Un patchwork de miroirs limpides y pétille au soleil de midi. Le gerris et l’agrion s’y amusent, l’espace d’un frisson flûté.
Elle est bien là, trace ostensible imprimée dans l’humus tiède, témoin tangible à l’orée d’un herbier luisant, ignorée cependant du randonneur pressé, futile impatient d’horizons chimériques.
Arrêt sur le coussinet, modelé griffu au bord de la flaque, l’oeil scrute et s’interroge.
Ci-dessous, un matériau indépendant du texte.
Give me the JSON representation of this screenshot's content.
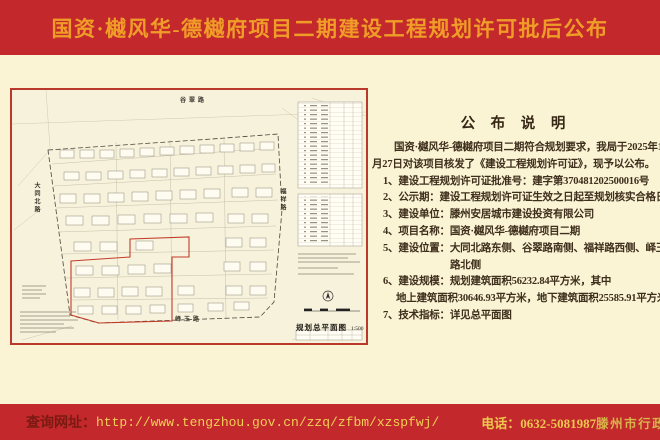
{
  "poster": {
    "title": "国资·樾风华-德樾府项目二期建设工程规划许可批后公布"
  },
  "map": {
    "roads": {
      "top": "谷翠路",
      "left": "大同北路",
      "right": "福祥路",
      "bottom": "峄玉路"
    },
    "caption": "规划总平面图",
    "scale": "1:500"
  },
  "announcement": {
    "heading": "公 布 说 明",
    "lines": [
      "国资·樾风华-德樾府项目二期符合规划要求，我局于2025年1",
      "月27日对该项目核发了《建设工程规划许可证》，现予以公布。",
      "1、建设工程规划许可证批准号：建字第370481202500016号",
      "2、公示期：建设工程规划许可证生效之日起至规划核实合格日",
      "3、建设单位：滕州安居城市建设投资有限公司",
      "4、项目名称：国资·樾风华-德樾府项目二期",
      "5、建设位置：大同北路东侧、谷翠路南侧、福祥路西侧、峄玉",
      "路北侧",
      "6、建设规模：规划建筑面积56232.84平方米，其中",
      "地上建筑面积30646.93平方米，地下建筑面积25585.91平方米。",
      "7、技术指标：详见总平面图"
    ]
  },
  "footer": {
    "url_label": "查询网址：",
    "url": "http://www.tengzhou.gov.cn/zzq/zfbm/xzspfwj/",
    "phone": "电话：0632-5081987",
    "producer": "滕州市行政审批服务局监制"
  },
  "colors": {
    "banner_red": "#c2282c",
    "body_cream": "#faf4d5",
    "title_gold": "#f09d28",
    "map_border_red": "#b93a2b",
    "body_text_brown": "#3e2e1c",
    "footer_yellow": "#f2cf55"
  }
}
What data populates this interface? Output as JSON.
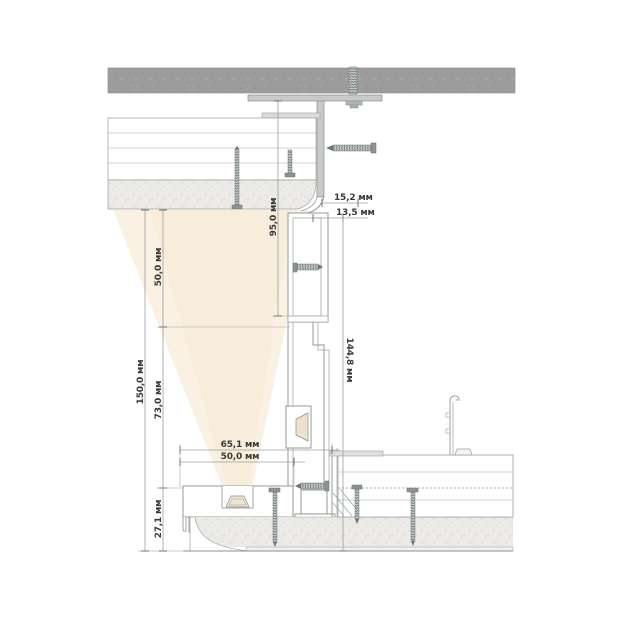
{
  "drawing": {
    "type": "section-detail",
    "unit_suffix": "мм",
    "dimensions": {
      "shadow_gap_width": "15,2 мм",
      "profile_flange_width": "13,5 мм",
      "step_height": "144,8 мм",
      "hanger_height": "95,0 мм",
      "left_total_height": "150,0 мм",
      "left_upper_segment": "50,0 мм",
      "left_middle_segment": "73,0 мм",
      "left_lower_segment": "27,1 мм",
      "bottom_outer_width": "65,1 мм",
      "bottom_inner_width": "50,0 мм"
    },
    "colors": {
      "concrete_slab": "#9b9b9b",
      "plaster_finish": "#eae9e6",
      "metal_outline": "#8a9090",
      "light_cone": "#f9efdc",
      "dimension_text": "#3a3a3a"
    }
  }
}
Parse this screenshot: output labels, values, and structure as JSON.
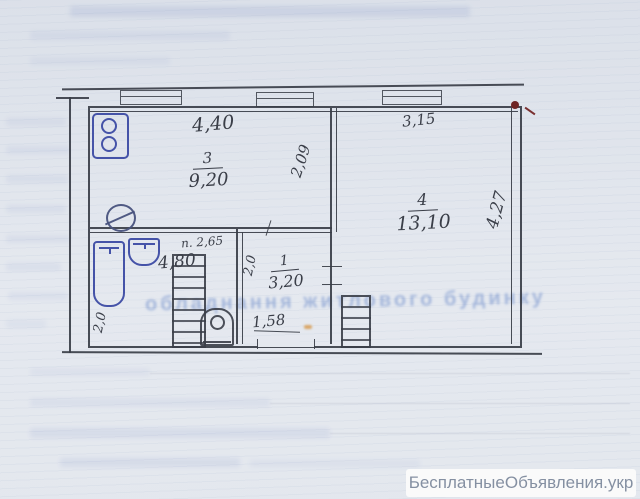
{
  "plan": {
    "rooms": {
      "kitchen": {
        "number": "3",
        "area": "9,20"
      },
      "living": {
        "number": "4",
        "area": "13,10"
      },
      "hall": {
        "number": "1",
        "area": "3,20"
      },
      "bath": {
        "area": "4,80"
      }
    },
    "dimensions": {
      "top_width_left": "4,40",
      "top_width_right": "3,15",
      "inner_depth": "2,09",
      "right_height": "4,27",
      "ceiling_height": "п. 2,65",
      "bath_width": "2,0",
      "hall_width": "2,0",
      "hall_opening": "1,58"
    }
  },
  "background": {
    "bleed_text": "обладнання житлового будинку"
  },
  "watermark": {
    "label": "БесплатныеОбъявления.укр"
  },
  "colors": {
    "paper": "#e3e7ee",
    "pencil": "#3a3e48",
    "ink_blue": "#4553a8",
    "mark_red": "#6e2424",
    "watermark_text": "#8590a2"
  }
}
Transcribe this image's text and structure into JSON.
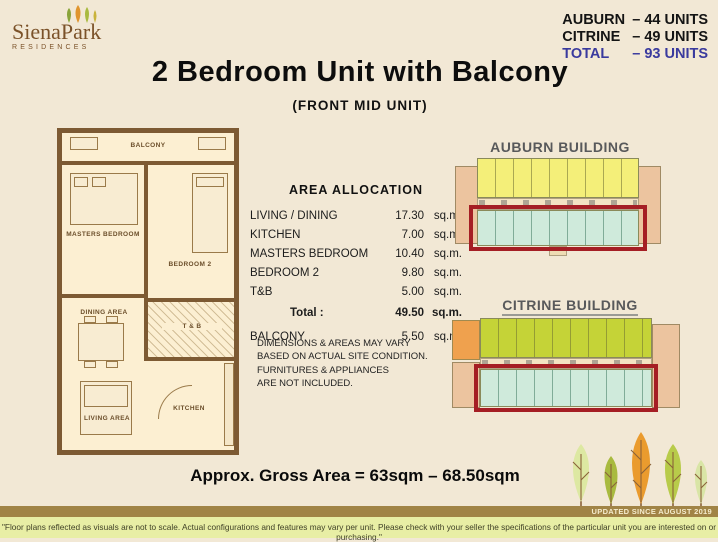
{
  "logo": {
    "name": "SienaPark",
    "sub": "RESIDENCES"
  },
  "unit_summary": {
    "auburn_label": "AUBURN",
    "auburn_value": "– 44 UNITS",
    "citrine_label": "CITRINE",
    "citrine_value": "– 49 UNITS",
    "total_label": "TOTAL",
    "total_value": "– 93 UNITS",
    "total_color": "#3a3a9e"
  },
  "title": "2 Bedroom Unit with Balcony",
  "subtitle": "(FRONT MID UNIT)",
  "floor_plan": {
    "balcony": "BALCONY",
    "masters_bedroom": "MASTERS BEDROOM",
    "bedroom2": "BEDROOM 2",
    "dining": "DINING AREA",
    "tb": "T & B",
    "living": "LIVING AREA",
    "kitchen": "KITCHEN"
  },
  "area_allocation": {
    "title": "AREA ALLOCATION",
    "rows": [
      {
        "label": "LIVING / DINING",
        "value": "17.30",
        "unit": "sq.m."
      },
      {
        "label": "KITCHEN",
        "value": "7.00",
        "unit": "sq.m."
      },
      {
        "label": "MASTERS BEDROOM",
        "value": "10.40",
        "unit": "sq.m."
      },
      {
        "label": "BEDROOM 2",
        "value": "9.80",
        "unit": "sq.m."
      },
      {
        "label": "T&B",
        "value": "5.00",
        "unit": "sq.m."
      }
    ],
    "total": {
      "label": "Total :",
      "value": "49.50",
      "unit": "sq.m."
    },
    "balcony": {
      "label": "BALCONY",
      "value": "5.50",
      "unit": "sq.m."
    },
    "disclaimer": "DIMENSIONS & AREAS MAY VARY\nBASED ON ACTUAL SITE CONDITION.\nFURNITURES & APPLIANCES\nARE NOT INCLUDED."
  },
  "buildings": {
    "auburn": "AUBURN BUILDING",
    "citrine": "CITRINE BUILDING",
    "highlight_color": "#a51e24",
    "auburn_top_row_color": "#f4ef79",
    "citrine_top_row_color": "#c5d337",
    "highlighted_row_color": "#cfeadb",
    "endcap_color": "#ecc49f"
  },
  "gross_area": "Approx. Gross Area = 63sqm – 68.50sqm",
  "footer": {
    "updated": "UPDATED SINCE AUGUST 2019",
    "disclaimer": "\"Floor plans reflected as visuals are not to scale. Actual configurations and features may vary per unit. Please check with your seller the specifications of the particular unit you are interested on or purchasing.\""
  }
}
On subodore le passager furtif et silencieux de la nuit.
Selon les philosophes antiques, doctes baroudeurs d’agoras, la seule vue de l’animal fantôme ôtait la voix au chemineau sidéré, tandis qu’Hadès l’invisible endossait sa fourrure…
En toute autre époque et contrée, on l’appelait Tenggri, l’ascendant élu de Gengis Khan, chevaucheur d’empires.
Oubliés les récits d’antan ? Mythes surannés ? Rien n’est moins sûr.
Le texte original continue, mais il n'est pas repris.